Saturday, March 14, 2009

The show must go on...

By not taking up the opportunities, by saying no, by taking the route well taken and by just being contented with mediocrity there will be no doubts that life would have just been easier and possibly happier for me for there won't be extended pressures, concerns and plain exhaustions.

Taking the path that I am currently travelling on is certainly tough because of my intense hunger for my goals. It is tiring. It is straining my health. It is slowly morphing me into somebody else. At times I wonder whether all these worth my time and effort but I do know by not taking the risks I wouldn't have a chance to achieve what I want. To some, it is a form of enslaving oneself and thus losing one's freedom but to me freedom is achieving what I want. Failing to obtain my goals, I understand, would really enslave myself in this bloody rat race.

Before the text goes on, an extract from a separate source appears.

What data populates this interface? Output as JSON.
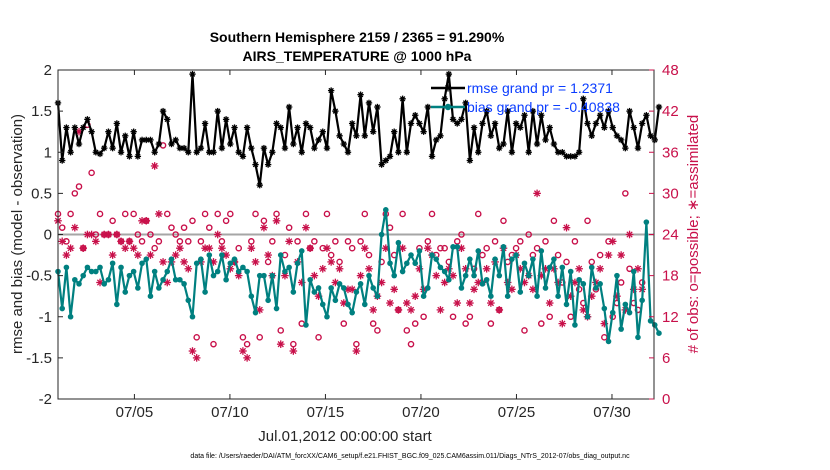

Giving up is not an option. Perhaps I have too much of it from the management that it has become so deeply ingrained in my mind. As a person who almost entirely rely on myself for emotional support this journey is indeed mind boggling, difficult and sometimes outright weird. Is this sustainable, I wonder.

Being told that I looked stressed, losing weight and shunning hangouts are certainly signs that this journey is taking a toll on me. I wonder whether I have regrets. No. In fact I am yearning for more and more. I have come to realise that I have become increasingly greedy which I do not know at what level is the contentment level.

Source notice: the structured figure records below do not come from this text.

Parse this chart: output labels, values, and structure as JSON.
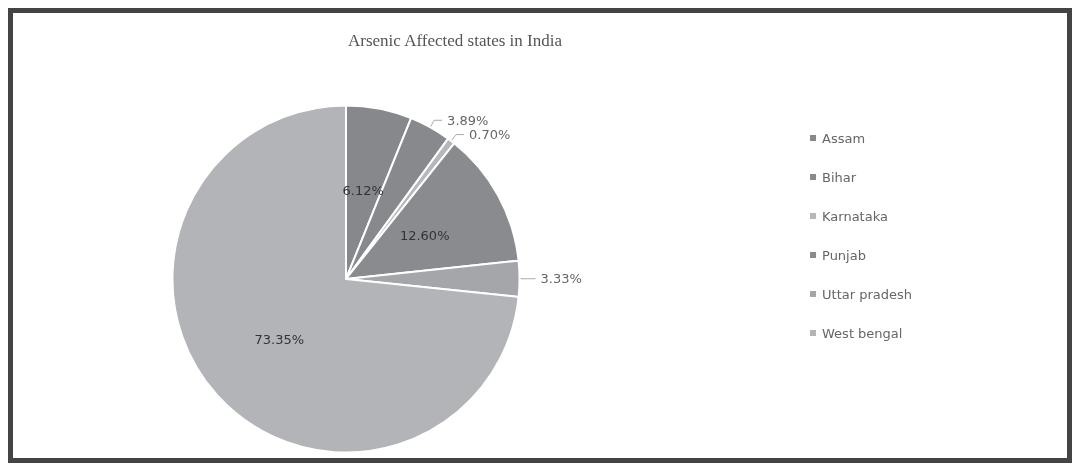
{
  "chart_data": {
    "type": "pie",
    "title": "Arsenic Affected states in India",
    "categories": [
      "Assam",
      "Bihar",
      "Karnataka",
      "Punjab",
      "Uttar pradesh",
      "West bengal"
    ],
    "values": [
      6.12,
      3.89,
      0.7,
      12.6,
      3.33,
      73.35
    ],
    "colors": [
      "#87888c",
      "#88898d",
      "#b6b7bb",
      "#8a8b8f",
      "#a5a6aa",
      "#b3b4b8"
    ],
    "value_labels": [
      "6.12%",
      "3.89%",
      "0.70%",
      "12.60%",
      "3.33%",
      "73.35%"
    ],
    "legend": "right"
  }
}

I am physically exhausted, I am emotionally drained and partially blocked out mentally. What is really driving me on is this embedded spirit to fight and keep fighting. Stubbornly fighting and do not understand the meaning of surrender. Will this trait turn me into some ruthless individual devoid of humane touch?

Whatever it is I have to keep going on because I know I have a purpose for my existence in this realm. For what purpose? Only time and the efforts I put in will tell.